Best ways to see the 2015 Perseid meteor shower in San Diego
This year’s Perseid meteor shower has been visible since July, but with activity peaking August 12 – 13, you still have a great chance to see one of nature’s biggest light shows.
And good news for Southern California stargazers – there is a new moon on Aug 14, meaning that the sky will be exceptionally dark. The trick is to get away from man made light sources. For San Diegans, we recommend heading to East County or the mountains, or at the very least, turn off the lights at your house and go lie in the grass (if you have any left).
Once you’re outside, make sure to give your eyes a chance to adjust. About 20 minutes will do. While that happens, stay away from cell phones and flash lights. Remember, it’s your chance to be one with nature. Enjoy it sans-cell phone.

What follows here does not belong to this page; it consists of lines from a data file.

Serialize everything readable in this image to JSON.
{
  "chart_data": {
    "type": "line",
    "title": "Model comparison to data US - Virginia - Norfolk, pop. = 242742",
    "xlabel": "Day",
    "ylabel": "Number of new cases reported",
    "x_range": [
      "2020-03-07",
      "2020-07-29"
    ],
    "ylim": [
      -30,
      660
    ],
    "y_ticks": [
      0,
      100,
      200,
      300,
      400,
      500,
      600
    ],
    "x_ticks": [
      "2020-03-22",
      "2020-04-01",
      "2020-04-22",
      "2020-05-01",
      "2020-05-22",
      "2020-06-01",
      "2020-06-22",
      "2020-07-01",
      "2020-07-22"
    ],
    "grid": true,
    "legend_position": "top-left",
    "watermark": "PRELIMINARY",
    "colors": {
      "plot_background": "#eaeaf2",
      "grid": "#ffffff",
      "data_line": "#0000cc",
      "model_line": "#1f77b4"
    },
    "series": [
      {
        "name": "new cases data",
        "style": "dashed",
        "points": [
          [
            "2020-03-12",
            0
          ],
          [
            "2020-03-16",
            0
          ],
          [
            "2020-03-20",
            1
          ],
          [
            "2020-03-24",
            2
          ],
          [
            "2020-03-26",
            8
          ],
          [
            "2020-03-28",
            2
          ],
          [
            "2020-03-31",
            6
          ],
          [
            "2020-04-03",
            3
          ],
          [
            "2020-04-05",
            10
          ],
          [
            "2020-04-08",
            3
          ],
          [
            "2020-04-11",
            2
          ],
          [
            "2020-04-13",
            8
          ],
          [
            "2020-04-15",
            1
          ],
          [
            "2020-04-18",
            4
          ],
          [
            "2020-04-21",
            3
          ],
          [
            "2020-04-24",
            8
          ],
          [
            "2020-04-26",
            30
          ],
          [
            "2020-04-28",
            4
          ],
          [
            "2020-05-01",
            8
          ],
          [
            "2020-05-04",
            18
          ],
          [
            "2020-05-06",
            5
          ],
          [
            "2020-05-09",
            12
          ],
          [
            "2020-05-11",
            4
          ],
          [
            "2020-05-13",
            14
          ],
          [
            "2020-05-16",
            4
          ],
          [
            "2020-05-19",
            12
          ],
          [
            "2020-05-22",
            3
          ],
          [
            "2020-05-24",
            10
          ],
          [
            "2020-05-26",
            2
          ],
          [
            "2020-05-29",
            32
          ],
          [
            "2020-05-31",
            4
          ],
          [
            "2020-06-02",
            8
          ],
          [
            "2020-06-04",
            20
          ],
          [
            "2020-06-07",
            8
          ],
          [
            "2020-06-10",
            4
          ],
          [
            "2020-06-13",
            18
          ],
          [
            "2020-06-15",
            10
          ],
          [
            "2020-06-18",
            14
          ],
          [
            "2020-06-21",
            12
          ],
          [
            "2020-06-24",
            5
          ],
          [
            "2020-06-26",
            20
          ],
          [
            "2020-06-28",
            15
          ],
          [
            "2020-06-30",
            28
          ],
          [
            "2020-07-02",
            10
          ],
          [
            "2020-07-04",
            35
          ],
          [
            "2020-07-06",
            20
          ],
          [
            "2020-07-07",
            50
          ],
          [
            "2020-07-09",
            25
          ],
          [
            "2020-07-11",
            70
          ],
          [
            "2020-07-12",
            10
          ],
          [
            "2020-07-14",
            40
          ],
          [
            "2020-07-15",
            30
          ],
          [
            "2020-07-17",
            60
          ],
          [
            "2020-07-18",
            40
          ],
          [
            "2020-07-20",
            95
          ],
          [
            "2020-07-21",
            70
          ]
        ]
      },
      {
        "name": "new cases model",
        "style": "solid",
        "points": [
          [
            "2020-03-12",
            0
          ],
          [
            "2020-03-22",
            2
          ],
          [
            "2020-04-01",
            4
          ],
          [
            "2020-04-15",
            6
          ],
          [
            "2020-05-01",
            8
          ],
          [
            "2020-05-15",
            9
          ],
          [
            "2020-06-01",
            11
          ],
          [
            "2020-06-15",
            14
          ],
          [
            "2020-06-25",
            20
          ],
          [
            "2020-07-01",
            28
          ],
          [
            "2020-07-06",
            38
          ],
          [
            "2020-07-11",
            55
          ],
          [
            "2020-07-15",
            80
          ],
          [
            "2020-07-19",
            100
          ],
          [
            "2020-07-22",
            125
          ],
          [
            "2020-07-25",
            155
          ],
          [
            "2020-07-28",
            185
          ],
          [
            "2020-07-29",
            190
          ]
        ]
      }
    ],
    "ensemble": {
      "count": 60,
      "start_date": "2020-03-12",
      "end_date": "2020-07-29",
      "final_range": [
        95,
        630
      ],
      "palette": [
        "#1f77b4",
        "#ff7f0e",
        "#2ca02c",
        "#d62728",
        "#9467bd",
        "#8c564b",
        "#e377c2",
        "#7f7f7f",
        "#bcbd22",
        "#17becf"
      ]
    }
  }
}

Why is the Perseid meteor shower so special? It is one of the largest and most-easily seen in our area. During the peak of the meteor shower, those staring into the sky can expect to see 60 – 100 meteors per hour. Bill Cooke of NASA’s Meteoroid Environment Office has said, “we have found that one meteor shower produces more fireballs than any other. It’s the Perseid meteor shower…”

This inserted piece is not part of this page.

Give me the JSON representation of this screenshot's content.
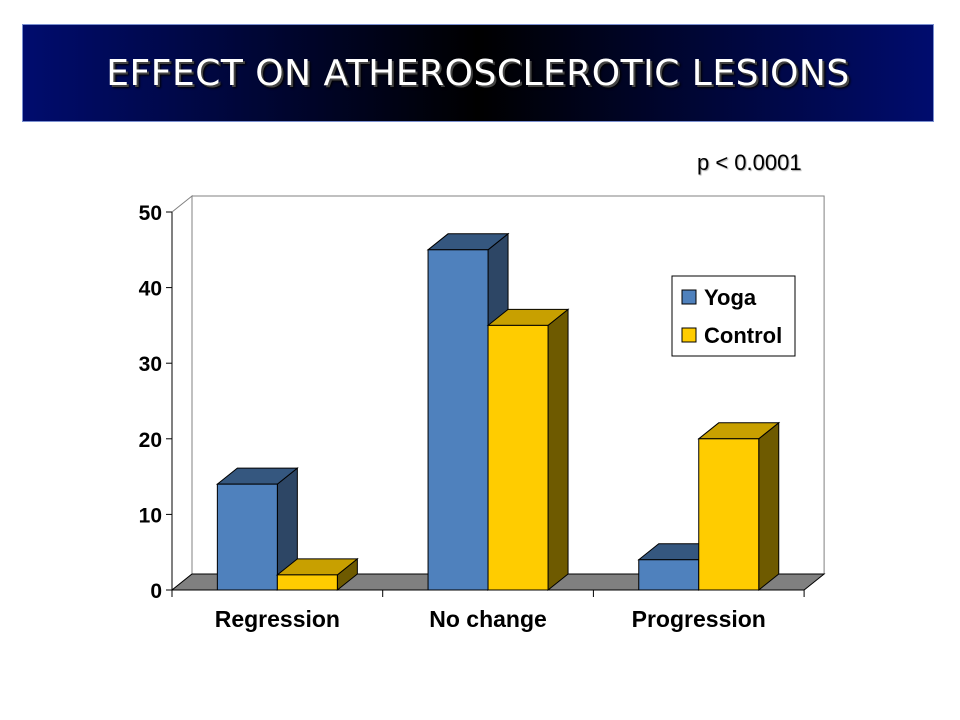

The Perseids are a meteor shower associated with the comet Swift–Tuttle. The Perseids are so called because the point from which they appear to come lies in the constellation Perseus (source: Wikipedia). The meteor shower is visible from mid-July each year, with the peak in activity mid August.
Every year, Earth passes through a cloud of comet dust that was lost as it approaches the sun. NASA reports that Perseid meteoroids hit the Earth’s atmosphere at 132,000 mph. We get to enjoy such a beautiful light show each year because Swift-Tuttle has a larger nucleus than most comets (about 16 miles in diameter). The comet Swift-Tuttle was discovered in 1862 by Lewis Swift and Horace Tuttle but, according to meteorshowersonline.com, numerous references appear in Chinese, Japanese and Korean records throughout the 8th, 9th, 10th and 11th centuries.